Autonome Elektroautos

Clever parken und laden

Elektro_Ladesäule Foto: AdobeStock

In Karlsruhe soll ein Parkhaus für selbstfahrende Elektroautos entstehen, das die Stromer auch automatisch an Ladesäulen leitet.

Parkraum ist ein wertvolles Gut in unseren überfüllten Städten. Schon 1937 entstand in Chicago der erste Parkpaternoster, und auch heute noch tüfteln Ingenieure daran, wie sie möglichst viele Autos auf möglichst wenig Platz unterbringen. Die echten Platzkünstler finden sich in Japan, wo in 50 Meter hohen Türmen bis zu 100 Pkw auf der Grundfläche von vier Autos parken.

Voll autonom fahrende Autos könnten die Sache erleichtern. Denn wo niemand ein- und aussteigen muss, dürfen die Karossen dicht an dicht stehen. Genau daran arbeiten Mitarbeiter des FZI Forschungszentrums Informatik in Karlsruhe, unter anderem zusammen mit ­Porsche.
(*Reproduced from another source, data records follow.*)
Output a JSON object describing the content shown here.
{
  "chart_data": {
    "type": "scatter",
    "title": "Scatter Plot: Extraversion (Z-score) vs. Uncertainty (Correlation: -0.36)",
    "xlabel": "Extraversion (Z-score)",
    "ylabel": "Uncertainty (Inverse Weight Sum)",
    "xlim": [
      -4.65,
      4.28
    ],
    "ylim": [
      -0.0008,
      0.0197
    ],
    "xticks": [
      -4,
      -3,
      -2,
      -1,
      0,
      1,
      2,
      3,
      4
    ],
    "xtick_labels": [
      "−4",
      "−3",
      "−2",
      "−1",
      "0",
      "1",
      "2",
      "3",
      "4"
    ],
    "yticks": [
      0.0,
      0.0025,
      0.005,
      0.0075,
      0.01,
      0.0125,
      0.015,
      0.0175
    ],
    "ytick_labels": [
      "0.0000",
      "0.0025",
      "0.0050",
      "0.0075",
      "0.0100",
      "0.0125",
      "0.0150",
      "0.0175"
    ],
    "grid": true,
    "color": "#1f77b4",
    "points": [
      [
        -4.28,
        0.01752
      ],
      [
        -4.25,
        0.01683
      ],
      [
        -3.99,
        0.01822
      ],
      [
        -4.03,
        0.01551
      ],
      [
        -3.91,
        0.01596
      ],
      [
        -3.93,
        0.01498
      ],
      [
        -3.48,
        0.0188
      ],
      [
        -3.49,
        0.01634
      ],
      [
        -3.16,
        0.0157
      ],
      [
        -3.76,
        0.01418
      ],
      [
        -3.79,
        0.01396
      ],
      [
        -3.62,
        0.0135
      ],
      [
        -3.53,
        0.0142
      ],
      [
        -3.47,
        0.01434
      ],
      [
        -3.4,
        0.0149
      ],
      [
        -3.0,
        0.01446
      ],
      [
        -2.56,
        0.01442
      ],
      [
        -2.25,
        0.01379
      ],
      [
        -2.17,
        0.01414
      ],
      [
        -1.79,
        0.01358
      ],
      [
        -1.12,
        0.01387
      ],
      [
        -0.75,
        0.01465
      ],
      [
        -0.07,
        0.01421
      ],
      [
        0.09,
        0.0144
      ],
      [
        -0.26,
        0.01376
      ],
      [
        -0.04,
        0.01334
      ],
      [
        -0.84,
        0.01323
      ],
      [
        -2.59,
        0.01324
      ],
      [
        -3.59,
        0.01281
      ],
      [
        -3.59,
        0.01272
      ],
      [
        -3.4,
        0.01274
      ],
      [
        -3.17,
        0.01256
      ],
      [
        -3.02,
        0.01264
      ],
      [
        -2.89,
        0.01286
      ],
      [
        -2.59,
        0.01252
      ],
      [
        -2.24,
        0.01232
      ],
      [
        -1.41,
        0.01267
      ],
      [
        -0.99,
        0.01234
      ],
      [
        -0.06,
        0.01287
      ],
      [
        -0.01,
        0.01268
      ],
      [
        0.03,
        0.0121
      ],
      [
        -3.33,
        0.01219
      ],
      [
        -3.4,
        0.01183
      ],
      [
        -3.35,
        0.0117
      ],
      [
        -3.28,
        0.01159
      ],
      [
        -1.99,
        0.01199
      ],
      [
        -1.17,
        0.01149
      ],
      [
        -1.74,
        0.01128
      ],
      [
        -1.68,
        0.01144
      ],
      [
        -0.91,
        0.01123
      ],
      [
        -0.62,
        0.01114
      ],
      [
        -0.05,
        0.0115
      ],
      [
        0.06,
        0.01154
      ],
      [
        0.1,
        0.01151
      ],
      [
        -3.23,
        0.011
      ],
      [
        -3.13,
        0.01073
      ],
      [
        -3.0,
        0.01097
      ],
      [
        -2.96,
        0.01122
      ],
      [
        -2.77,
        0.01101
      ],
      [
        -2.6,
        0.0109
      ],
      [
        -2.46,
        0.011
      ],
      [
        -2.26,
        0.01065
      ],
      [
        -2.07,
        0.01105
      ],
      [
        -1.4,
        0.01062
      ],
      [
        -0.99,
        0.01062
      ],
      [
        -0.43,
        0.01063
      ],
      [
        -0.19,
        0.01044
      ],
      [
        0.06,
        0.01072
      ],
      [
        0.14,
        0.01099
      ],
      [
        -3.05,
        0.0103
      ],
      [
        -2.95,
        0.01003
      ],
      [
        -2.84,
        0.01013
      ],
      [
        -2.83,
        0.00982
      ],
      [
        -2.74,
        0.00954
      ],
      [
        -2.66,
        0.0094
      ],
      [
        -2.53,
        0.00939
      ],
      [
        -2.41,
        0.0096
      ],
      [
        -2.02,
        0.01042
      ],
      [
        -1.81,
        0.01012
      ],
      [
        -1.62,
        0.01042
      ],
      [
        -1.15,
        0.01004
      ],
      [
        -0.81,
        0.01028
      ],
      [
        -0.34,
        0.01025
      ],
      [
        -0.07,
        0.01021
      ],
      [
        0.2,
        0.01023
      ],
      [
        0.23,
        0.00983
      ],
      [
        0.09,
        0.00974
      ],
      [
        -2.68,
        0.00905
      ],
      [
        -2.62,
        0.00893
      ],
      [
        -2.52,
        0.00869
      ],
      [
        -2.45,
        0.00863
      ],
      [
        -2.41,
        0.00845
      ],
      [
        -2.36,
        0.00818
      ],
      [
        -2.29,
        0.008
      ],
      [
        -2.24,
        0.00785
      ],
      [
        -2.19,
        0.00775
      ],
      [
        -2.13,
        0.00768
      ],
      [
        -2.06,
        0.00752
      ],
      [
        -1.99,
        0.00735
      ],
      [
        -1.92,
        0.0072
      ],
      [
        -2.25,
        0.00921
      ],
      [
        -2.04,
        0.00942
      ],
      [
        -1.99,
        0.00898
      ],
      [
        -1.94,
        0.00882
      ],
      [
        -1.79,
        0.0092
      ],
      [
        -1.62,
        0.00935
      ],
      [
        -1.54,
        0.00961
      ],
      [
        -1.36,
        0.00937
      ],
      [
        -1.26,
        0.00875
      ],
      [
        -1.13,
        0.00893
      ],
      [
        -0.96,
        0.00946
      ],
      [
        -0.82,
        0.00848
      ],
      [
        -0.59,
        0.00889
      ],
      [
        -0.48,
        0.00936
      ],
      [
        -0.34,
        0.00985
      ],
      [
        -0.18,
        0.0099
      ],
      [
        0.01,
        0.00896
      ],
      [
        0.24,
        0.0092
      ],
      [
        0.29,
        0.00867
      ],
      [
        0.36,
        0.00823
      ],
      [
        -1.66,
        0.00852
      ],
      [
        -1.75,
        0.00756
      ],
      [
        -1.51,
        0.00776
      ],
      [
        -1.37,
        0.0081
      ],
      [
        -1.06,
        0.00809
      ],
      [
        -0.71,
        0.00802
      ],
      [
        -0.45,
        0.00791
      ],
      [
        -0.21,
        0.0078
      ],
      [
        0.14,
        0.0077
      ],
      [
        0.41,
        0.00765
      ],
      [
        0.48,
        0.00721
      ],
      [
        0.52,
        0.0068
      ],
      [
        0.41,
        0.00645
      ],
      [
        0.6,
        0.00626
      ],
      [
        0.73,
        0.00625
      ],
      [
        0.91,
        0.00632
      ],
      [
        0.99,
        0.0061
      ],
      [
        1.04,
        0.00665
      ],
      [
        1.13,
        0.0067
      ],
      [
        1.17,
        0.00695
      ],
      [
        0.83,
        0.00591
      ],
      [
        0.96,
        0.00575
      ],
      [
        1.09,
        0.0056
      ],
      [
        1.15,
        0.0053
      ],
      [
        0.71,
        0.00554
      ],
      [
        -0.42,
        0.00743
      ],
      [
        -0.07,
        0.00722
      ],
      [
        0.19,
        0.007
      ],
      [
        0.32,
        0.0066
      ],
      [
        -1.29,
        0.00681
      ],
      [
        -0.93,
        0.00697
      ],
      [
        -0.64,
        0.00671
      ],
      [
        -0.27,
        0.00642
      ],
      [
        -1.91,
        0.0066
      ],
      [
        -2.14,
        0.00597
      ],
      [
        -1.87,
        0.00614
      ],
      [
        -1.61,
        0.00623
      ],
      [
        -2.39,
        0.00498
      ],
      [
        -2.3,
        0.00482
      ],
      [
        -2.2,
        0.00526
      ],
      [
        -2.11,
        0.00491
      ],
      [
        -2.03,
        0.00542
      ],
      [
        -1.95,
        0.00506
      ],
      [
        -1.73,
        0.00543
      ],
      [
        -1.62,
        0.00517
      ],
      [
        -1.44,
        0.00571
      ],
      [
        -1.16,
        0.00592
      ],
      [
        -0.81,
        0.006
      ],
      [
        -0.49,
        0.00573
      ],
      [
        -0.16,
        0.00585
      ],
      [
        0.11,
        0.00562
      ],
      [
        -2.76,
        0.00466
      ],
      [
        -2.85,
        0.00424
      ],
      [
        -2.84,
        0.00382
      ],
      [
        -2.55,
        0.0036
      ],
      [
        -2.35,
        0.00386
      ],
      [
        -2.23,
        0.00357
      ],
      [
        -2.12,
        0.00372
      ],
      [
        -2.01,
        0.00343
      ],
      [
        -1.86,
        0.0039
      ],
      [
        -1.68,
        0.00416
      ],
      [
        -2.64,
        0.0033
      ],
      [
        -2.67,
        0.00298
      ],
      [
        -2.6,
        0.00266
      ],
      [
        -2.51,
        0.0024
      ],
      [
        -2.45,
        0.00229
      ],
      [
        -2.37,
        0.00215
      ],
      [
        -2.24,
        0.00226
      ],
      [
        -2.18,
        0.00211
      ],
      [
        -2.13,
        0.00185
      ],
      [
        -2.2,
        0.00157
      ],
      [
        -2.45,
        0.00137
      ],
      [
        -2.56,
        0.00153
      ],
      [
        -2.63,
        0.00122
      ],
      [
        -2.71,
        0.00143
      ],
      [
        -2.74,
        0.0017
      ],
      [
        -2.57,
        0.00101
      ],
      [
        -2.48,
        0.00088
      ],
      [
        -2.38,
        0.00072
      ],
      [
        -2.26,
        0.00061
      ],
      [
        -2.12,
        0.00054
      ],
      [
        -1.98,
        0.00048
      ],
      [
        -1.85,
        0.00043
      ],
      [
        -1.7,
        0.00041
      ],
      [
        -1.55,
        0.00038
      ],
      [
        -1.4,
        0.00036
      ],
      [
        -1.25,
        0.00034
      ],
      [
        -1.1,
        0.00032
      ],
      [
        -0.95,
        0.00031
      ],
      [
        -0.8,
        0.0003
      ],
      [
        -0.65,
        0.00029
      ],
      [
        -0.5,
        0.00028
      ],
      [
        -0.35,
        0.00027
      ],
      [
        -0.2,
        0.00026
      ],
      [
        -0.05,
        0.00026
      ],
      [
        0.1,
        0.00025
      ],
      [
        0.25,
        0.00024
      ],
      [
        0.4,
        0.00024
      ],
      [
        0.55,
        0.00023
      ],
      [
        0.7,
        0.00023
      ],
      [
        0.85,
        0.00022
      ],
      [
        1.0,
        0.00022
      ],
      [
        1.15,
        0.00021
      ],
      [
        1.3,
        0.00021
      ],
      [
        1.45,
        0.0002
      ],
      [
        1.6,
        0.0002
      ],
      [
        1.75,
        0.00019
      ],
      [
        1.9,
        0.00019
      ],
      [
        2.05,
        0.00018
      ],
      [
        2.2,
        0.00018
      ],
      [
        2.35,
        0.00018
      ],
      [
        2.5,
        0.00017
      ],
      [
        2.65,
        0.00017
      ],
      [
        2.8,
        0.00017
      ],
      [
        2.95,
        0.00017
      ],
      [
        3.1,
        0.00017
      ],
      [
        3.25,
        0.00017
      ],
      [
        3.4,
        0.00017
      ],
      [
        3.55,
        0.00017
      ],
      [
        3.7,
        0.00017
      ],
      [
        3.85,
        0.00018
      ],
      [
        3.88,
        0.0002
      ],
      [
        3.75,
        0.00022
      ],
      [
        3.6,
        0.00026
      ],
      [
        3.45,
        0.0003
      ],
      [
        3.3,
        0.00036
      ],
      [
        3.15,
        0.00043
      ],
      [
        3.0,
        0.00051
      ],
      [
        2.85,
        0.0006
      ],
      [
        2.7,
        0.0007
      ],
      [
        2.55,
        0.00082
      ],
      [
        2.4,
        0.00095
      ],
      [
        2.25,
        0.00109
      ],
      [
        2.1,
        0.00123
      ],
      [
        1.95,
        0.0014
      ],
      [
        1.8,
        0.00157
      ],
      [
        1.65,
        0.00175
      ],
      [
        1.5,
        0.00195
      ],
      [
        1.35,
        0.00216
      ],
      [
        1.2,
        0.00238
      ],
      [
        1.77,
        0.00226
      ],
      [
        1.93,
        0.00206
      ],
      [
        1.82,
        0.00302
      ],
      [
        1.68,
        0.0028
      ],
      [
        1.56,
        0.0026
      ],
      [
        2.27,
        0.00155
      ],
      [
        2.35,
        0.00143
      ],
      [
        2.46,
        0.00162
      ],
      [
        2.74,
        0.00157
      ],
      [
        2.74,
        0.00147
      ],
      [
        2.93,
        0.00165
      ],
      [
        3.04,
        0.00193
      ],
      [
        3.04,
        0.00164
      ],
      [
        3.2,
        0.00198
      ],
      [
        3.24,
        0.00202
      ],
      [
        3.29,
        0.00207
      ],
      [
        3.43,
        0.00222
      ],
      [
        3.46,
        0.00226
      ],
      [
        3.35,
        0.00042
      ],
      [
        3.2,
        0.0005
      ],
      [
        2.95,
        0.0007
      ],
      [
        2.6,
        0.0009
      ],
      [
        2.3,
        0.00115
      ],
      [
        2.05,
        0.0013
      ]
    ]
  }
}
Im Rahmen eines vom Verkehrsministerium Baden-Württemberg mit 400.000 Euro geförderten Projekts wollen sie herausfinden, wie sich autonome Elektroautos zu Parkplätzen und Ladesäulen leiten lassen – ohne Fahrer an Bord, denn die sollen einfach vorher aussteigen.

Für ihre Tests statten die Wissenschaftler ein Parkhaus in Karlsruhe mit Sensoren aus, darunter Rundumkameras oder Lidarsensoren, die Abstand und Geschwindigkeit messen können. Einfahrende Autos sollen dann per WLAN mit dem Gebäude kommunizieren, das ihnen die von den Sensoren entdeckten Hindernisse meldet oder sie zu freien Parkplätzen und Ladestationen leitet. "Ziel des Projekts ist, dass nicht nur voll automatisierte, sondern auch teilautonome Autos selbstständig auf einen freien Platz im Parkhaus oder zum Stromtanken an eine Ladesäule fahren können", sagt Professor J. Marius Zöllner, Direktor für Technisch-Kognitive Assistenzsysteme. "Die Intelligenz muss daher stärker auf der Seite der Parkhaus-Infrastruktur liegen, die ihre Informationen den unterschiedlichen Fahrzeugen anpasst."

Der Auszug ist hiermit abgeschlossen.